The panel made recommendations to the authority which presumably it will adopt. They were little more than to slap 2UE on the wrist with a feather considering the panel found 2UE guilty of five breaches of the Broadcasting Services Act and 90 breaches of the Commercial Radio Codes of Practice. It said 2UE should institute a training program on the obligations of the holders of broadcast licences; it should disclose on air commercial arrangements with sponsors if material about the sponsor is being broadcast; it should keep a public register of those agreements on their internet; it should make sure the separation of advertising and editorial matter is clear. None of those things is beyond what would be expected in any event of a commercial broadcaster, with perhaps the exception of the public register.

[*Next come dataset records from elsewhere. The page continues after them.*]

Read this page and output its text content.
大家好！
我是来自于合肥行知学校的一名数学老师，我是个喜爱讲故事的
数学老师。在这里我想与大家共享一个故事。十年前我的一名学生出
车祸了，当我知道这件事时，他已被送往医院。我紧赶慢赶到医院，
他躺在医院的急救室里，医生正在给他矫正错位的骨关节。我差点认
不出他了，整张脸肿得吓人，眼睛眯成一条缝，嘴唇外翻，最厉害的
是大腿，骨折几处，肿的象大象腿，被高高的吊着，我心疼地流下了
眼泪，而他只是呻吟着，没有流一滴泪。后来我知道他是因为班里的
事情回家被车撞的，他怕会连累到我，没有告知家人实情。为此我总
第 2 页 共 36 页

There were no penalties recommended for Laws and Jones. The authority has no power over presenters, only licence holders.

Clearly there is a need to review the Broadcasting Services Act to give the authority more teeth.

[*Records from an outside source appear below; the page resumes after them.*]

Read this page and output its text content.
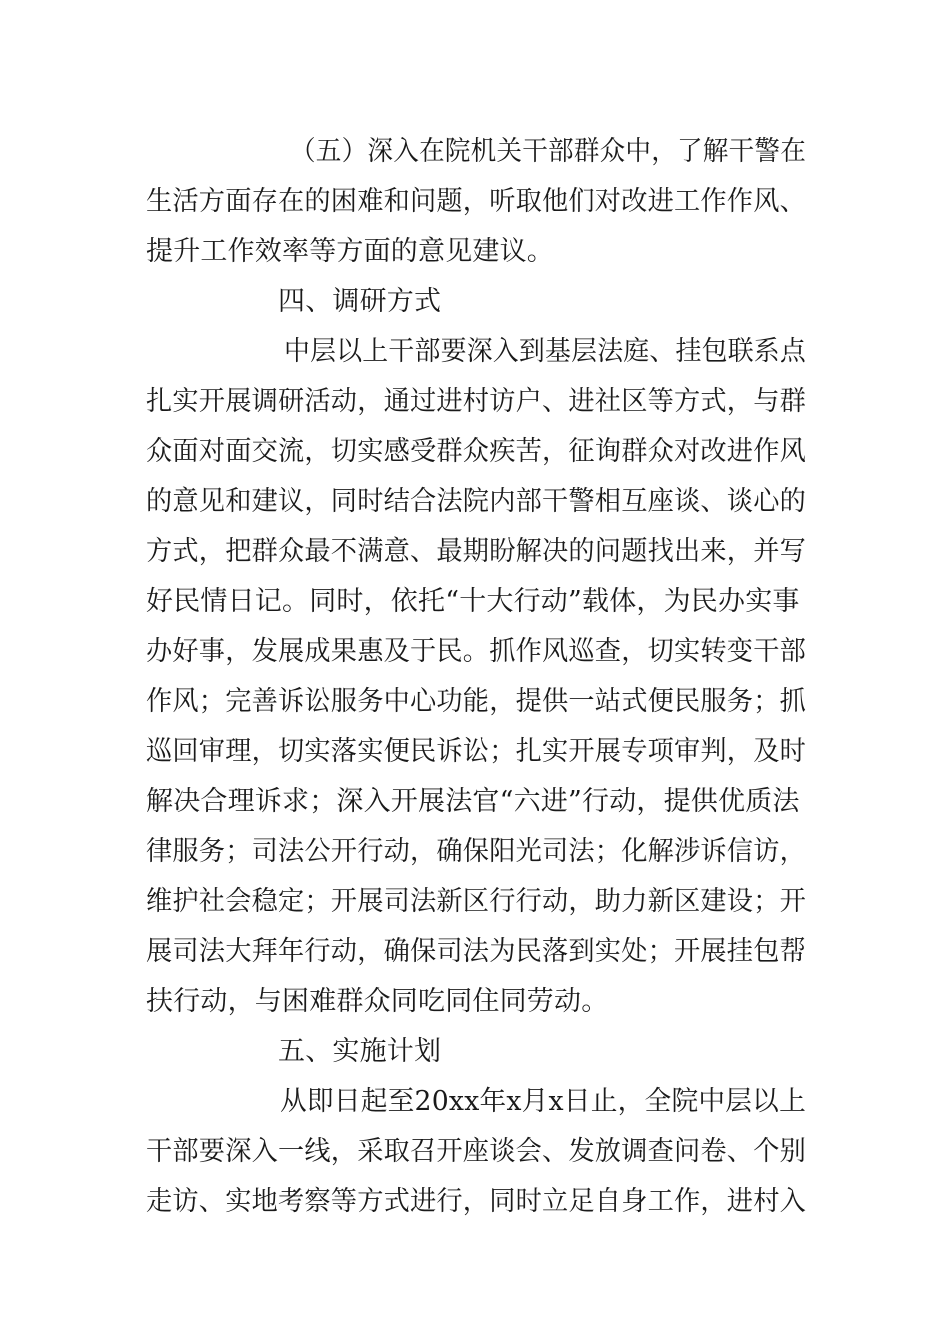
（五）深入在院机关干部群众中，了解干警在
生活方面存在的困难和问题，听取他们对改进工作作风、
提升工作效率等方面的意见建议。
四、调研方式
中层以上干部要深入到基层法庭、挂包联系点
扎实开展调研活动，通过进村访户、进社区等方式，与群
众面对面交流，切实感受群众疾苦，征询群众对改进作风
的意见和建议，同时结合法院内部干警相互座谈、谈心的
方式，把群众最不满意、最期盼解决的问题找出来，并写
好民情日记。同时，依托“十大行动”载体，为民办实事
办好事，发展成果惠及于民。抓作风巡查，切实转变干部
作风；完善诉讼服务中心功能，提供一站式便民服务；抓
巡回审理，切实落实便民诉讼；扎实开展专项审判，及时
解决合理诉求；深入开展法官“六进”行动，提供优质法
律服务；司法公开行动，确保阳光司法；化解涉诉信访，
维护社会稳定；开展司法新区行行动，助力新区建设；开
展司法大拜年行动，确保司法为民落到实处；开展挂包帮
扶行动，与困难群众同吃同住同劳动。
五、实施计划
从即日起至20xx年x月x日止，全院中层以上
干部要深入一线，采取召开座谈会、发放调查问卷、个别
走访、实地考察等方式进行，同时立足自身工作，进村入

It is bad enough that these two presenters will get away with making millions of dollars from plugging various commercial causes when their audiences thought they were independent. But the cash-for-comments affairs goes wider and deeper. In the past half decade or more these two presenters have been the most popular and successful in Australia. As a result they have been monitored by politicians and political parties to feel the pulse of opinion in Australia. Having felt the pulse of opinion, the politicians go on to shape policy based at least partly on that opinion.

A good example has been attitudes to the banks. The Australian Bankers Association had an agreement with John Laws. After the agreement was signed Laws went softer on the banks. Politicians might then get the false impression that people were less concerned about bank practice, so government might be less inclined to regulate or more inclined to allow bank mergers.

This episode has at least resulted in politicians being more reluctant to go on the Laws and Jones show. But before we pat the inquiry on the back, we must recognise that the inquiry did nothing to expose the misdeeds or Laws and Jones. No; that was exposed by Richard Ackland on the ABC’s Media Watch program. As is often the case, it requires journalists to shine the initial spotlight into shortcomings and malfeasance. (Laws, incidentally, quite rightly regards himself as an entertainer, not a journalist) The follow up inquiries with their bevies of lawyers usually are about containing the fall-out.